OK, so there are some complex carbons sitting next to each other. I guess they would have to coincidently be laying next to each other such that they would look exactly like a one-celled creature. Get that? The sand and soil moved such that through natural processes you have something that resembles a one-celled creature, only it hasn't received the spark of life.
Somehow, it doesn't decay or just get blown apart by winds, water, erosional processes, etc.
Anyway, there is suddenly some kind of static spark. Electricity or something that jolts it to life like Frankenstein in a lab.
TA-DA! Life! This one-celled thing creature...(bacteria?)...is alive
Implausible? Ok, hey with large numbers maybe anything is possilble, but then here is the amazing thing:
Suddenly this one-celled creature is the only thing on earth that it is alive. It can't be a predator...preying on other living things because there are none. So instead, it has to eat stuff available.
Dammit...this living thing that sparked to life wasn't built with a digestive system. So it dies.
And another one sparks to life in say...another million years. Dammit...no digestive system again. Now its dead.
Ok...finally, a few billion years later (is the earth old enough for this to happen?)....we get one that sparks to life and it can eat! Maybe its like iron bacteria or something...gets its energy from eating metals and stuff like that.
Oops...died again...nothing near it that it can eat.
A few billion years pass. Many new versions sparking to life, but they can't eat, or don't have food to eat next to them.. Not mobile enough to get to the food. Etc.
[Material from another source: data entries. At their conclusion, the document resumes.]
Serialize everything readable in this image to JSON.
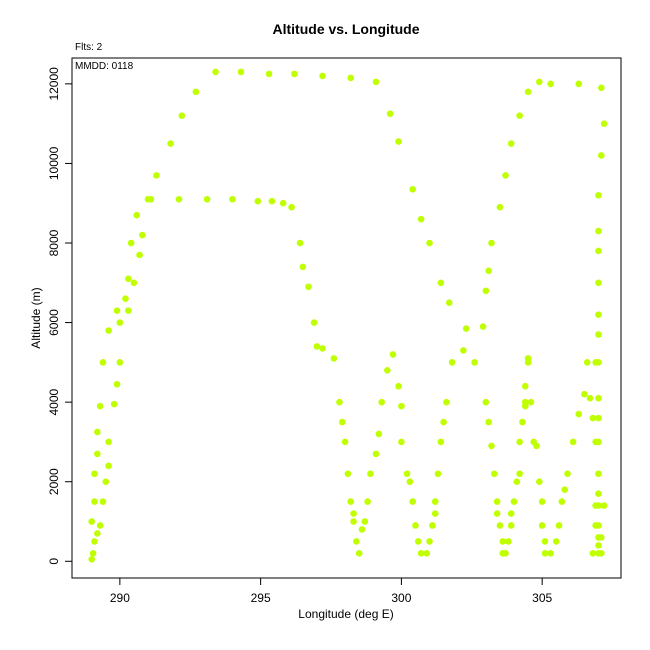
{
  "chart_data": {
    "type": "scatter",
    "title": "Altitude vs. Longitude",
    "xlabel": "Longitude (deg E)",
    "ylabel": "Altitude (m)",
    "annotations": [
      "Flts: 2",
      "MMDD: 0118"
    ],
    "xlim": [
      288.3,
      307.8
    ],
    "ylim": [
      -420,
      12650
    ],
    "x_ticks": [
      290,
      295,
      300,
      305
    ],
    "y_ticks": [
      0,
      2000,
      4000,
      6000,
      8000,
      10000,
      12000
    ],
    "grid": false,
    "legend": "none",
    "point_color": "#c0ff00",
    "points": [
      [
        289.0,
        50
      ],
      [
        289.05,
        200
      ],
      [
        289.1,
        500
      ],
      [
        289.2,
        700
      ],
      [
        289.0,
        1000
      ],
      [
        289.3,
        900
      ],
      [
        289.1,
        1500
      ],
      [
        289.4,
        1500
      ],
      [
        289.1,
        2200
      ],
      [
        289.5,
        2000
      ],
      [
        289.2,
        2700
      ],
      [
        289.6,
        2400
      ],
      [
        289.2,
        3250
      ],
      [
        289.6,
        3000
      ],
      [
        289.3,
        3900
      ],
      [
        289.8,
        3950
      ],
      [
        289.4,
        5000
      ],
      [
        289.9,
        4450
      ],
      [
        290.0,
        5000
      ],
      [
        289.6,
        5800
      ],
      [
        290.0,
        6000
      ],
      [
        289.9,
        6300
      ],
      [
        290.2,
        6600
      ],
      [
        290.3,
        6300
      ],
      [
        290.3,
        7100
      ],
      [
        290.5,
        7000
      ],
      [
        290.4,
        8000
      ],
      [
        290.7,
        7700
      ],
      [
        290.6,
        8700
      ],
      [
        290.8,
        8200
      ],
      [
        291.1,
        9100
      ],
      [
        291.3,
        9700
      ],
      [
        291.8,
        10500
      ],
      [
        292.2,
        11200
      ],
      [
        292.7,
        11800
      ],
      [
        293.4,
        12300
      ],
      [
        294.3,
        12300
      ],
      [
        295.3,
        12250
      ],
      [
        296.2,
        12250
      ],
      [
        297.2,
        12200
      ],
      [
        298.2,
        12150
      ],
      [
        299.1,
        12050
      ],
      [
        299.6,
        11250
      ],
      [
        299.9,
        10550
      ],
      [
        300.4,
        9350
      ],
      [
        300.7,
        8600
      ],
      [
        301.0,
        8000
      ],
      [
        301.4,
        7000
      ],
      [
        301.7,
        6500
      ],
      [
        301.8,
        5000
      ],
      [
        302.2,
        5300
      ],
      [
        302.3,
        5850
      ],
      [
        302.6,
        5000
      ],
      [
        302.9,
        5900
      ],
      [
        303.0,
        6800
      ],
      [
        303.1,
        7300
      ],
      [
        303.2,
        8000
      ],
      [
        303.5,
        8900
      ],
      [
        303.7,
        9700
      ],
      [
        303.9,
        10500
      ],
      [
        304.2,
        11200
      ],
      [
        304.5,
        11800
      ],
      [
        304.9,
        12050
      ],
      [
        305.3,
        12000
      ],
      [
        306.3,
        12000
      ],
      [
        307.1,
        11900
      ],
      [
        307.2,
        11000
      ],
      [
        307.1,
        10200
      ],
      [
        307.0,
        9200
      ],
      [
        307.0,
        8300
      ],
      [
        307.0,
        7800
      ],
      [
        307.0,
        7000
      ],
      [
        307.0,
        6200
      ],
      [
        307.0,
        5700
      ],
      [
        307.0,
        5000
      ],
      [
        307.0,
        4100
      ],
      [
        307.0,
        3600
      ],
      [
        307.0,
        3000
      ],
      [
        307.0,
        2200
      ],
      [
        307.0,
        1700
      ],
      [
        307.0,
        1400
      ],
      [
        307.0,
        900
      ],
      [
        307.0,
        600
      ],
      [
        307.0,
        400
      ],
      [
        307.0,
        200
      ],
      [
        306.9,
        1400
      ],
      [
        307.2,
        1400
      ],
      [
        306.9,
        900
      ],
      [
        307.1,
        600
      ],
      [
        306.8,
        3600
      ],
      [
        306.7,
        4100
      ],
      [
        306.9,
        3000
      ],
      [
        306.8,
        200
      ],
      [
        307.1,
        200
      ],
      [
        291.0,
        9100
      ],
      [
        292.1,
        9100
      ],
      [
        293.1,
        9100
      ],
      [
        294.0,
        9100
      ],
      [
        294.9,
        9050
      ],
      [
        295.4,
        9050
      ],
      [
        295.8,
        9000
      ],
      [
        296.1,
        8900
      ],
      [
        296.4,
        8000
      ],
      [
        296.5,
        7400
      ],
      [
        296.7,
        6900
      ],
      [
        296.9,
        6000
      ],
      [
        297.0,
        5400
      ],
      [
        297.2,
        5350
      ],
      [
        297.6,
        5100
      ],
      [
        297.8,
        4000
      ],
      [
        297.9,
        3500
      ],
      [
        298.0,
        3000
      ],
      [
        298.1,
        2200
      ],
      [
        298.2,
        1500
      ],
      [
        298.3,
        1200
      ],
      [
        298.3,
        1000
      ],
      [
        298.4,
        500
      ],
      [
        298.5,
        200
      ],
      [
        298.6,
        800
      ],
      [
        298.7,
        1000
      ],
      [
        298.8,
        1500
      ],
      [
        298.9,
        2200
      ],
      [
        299.1,
        2700
      ],
      [
        299.2,
        3200
      ],
      [
        299.3,
        4000
      ],
      [
        299.5,
        4800
      ],
      [
        299.7,
        5200
      ],
      [
        299.9,
        4400
      ],
      [
        300.0,
        3900
      ],
      [
        300.0,
        3000
      ],
      [
        300.2,
        2200
      ],
      [
        300.3,
        2000
      ],
      [
        300.4,
        1500
      ],
      [
        300.5,
        900
      ],
      [
        300.6,
        500
      ],
      [
        300.7,
        200
      ],
      [
        300.9,
        200
      ],
      [
        301.0,
        500
      ],
      [
        301.1,
        900
      ],
      [
        301.2,
        1200
      ],
      [
        301.2,
        1500
      ],
      [
        301.3,
        2200
      ],
      [
        301.4,
        3000
      ],
      [
        301.5,
        3500
      ],
      [
        301.6,
        4000
      ],
      [
        303.0,
        4000
      ],
      [
        303.1,
        3500
      ],
      [
        303.2,
        2900
      ],
      [
        303.3,
        2200
      ],
      [
        303.4,
        1500
      ],
      [
        303.4,
        1200
      ],
      [
        303.5,
        900
      ],
      [
        303.6,
        500
      ],
      [
        303.6,
        200
      ],
      [
        303.7,
        200
      ],
      [
        303.8,
        500
      ],
      [
        303.9,
        900
      ],
      [
        303.9,
        1200
      ],
      [
        304.0,
        1500
      ],
      [
        304.1,
        2000
      ],
      [
        304.2,
        2200
      ],
      [
        304.2,
        3000
      ],
      [
        304.3,
        3500
      ],
      [
        304.4,
        3900
      ],
      [
        304.4,
        4000
      ],
      [
        304.4,
        4400
      ],
      [
        304.5,
        5000
      ],
      [
        304.5,
        5100
      ],
      [
        304.6,
        4000
      ],
      [
        304.7,
        3000
      ],
      [
        304.8,
        2900
      ],
      [
        304.9,
        2000
      ],
      [
        305.0,
        1500
      ],
      [
        305.0,
        900
      ],
      [
        305.1,
        500
      ],
      [
        305.1,
        200
      ],
      [
        305.3,
        200
      ],
      [
        305.5,
        500
      ],
      [
        305.6,
        900
      ],
      [
        305.7,
        1500
      ],
      [
        305.8,
        1800
      ],
      [
        305.9,
        2200
      ],
      [
        306.1,
        3000
      ],
      [
        306.3,
        3700
      ],
      [
        306.5,
        4200
      ],
      [
        306.6,
        5000
      ],
      [
        306.9,
        5000
      ]
    ]
  }
}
Hooray! Another one is born. This one is close to a food source. Its mobile enough. It made the cut. Its gonna live! Yea!!!!
Oops...it dies of old age. No mechanism for reproduction!
To review:
1. We need one that can be wholly formed and receive the spark of life without decaying.
2. Multiple versions of these would have to spring to life before you'd have one that could eat.
3. Multiple versons of the eating ones would have to spring to life before you'd get one that is mobile enough to get to new food sources.
4. And multiple versions of THOSE would have to be made before you get one that can also reproduce.
So my questions are:
A. Shouldn't we be able to find at least one "thing" resembling one of these versions prior to receiving the spark of life?
B. Given that each of these criteria are increasingly improbable, and stacking improbabilities would require more and more time (and more materials like the complex carbons), is it really plausible that the earth has been around long enough, and is big enough, to have enough materials and time to go through this process just once?
To me, the answer is no. I think that you'd need access to more materials, so I think its kind of improbable that earth is even the original birthplace of life. Life might be imported from other worlds. And if so, wouldn't it be ubuiquitous? Life should be found all over the galaxy, unless we just so happen to be one of the first to get it in our corner.
Nextly, given the life cycle of other planets, probability of planets being hit by comets, life cycle of stars, etc., isn't it just as improbable elsewhere?
OK, I get how evolution works. And the bible is filled with many examples of God using existing things to work his miracles. Could be the process where he made man from beasts. Whatever. But if you trace the origins of life backward, its pretty far-fetched that life could begin here, or anywhere. No enough time. Not enough material.
Yes, an infinite number of monkeys could eventually type up a shakespearian play. But there are only so many typewriters, and only so much time.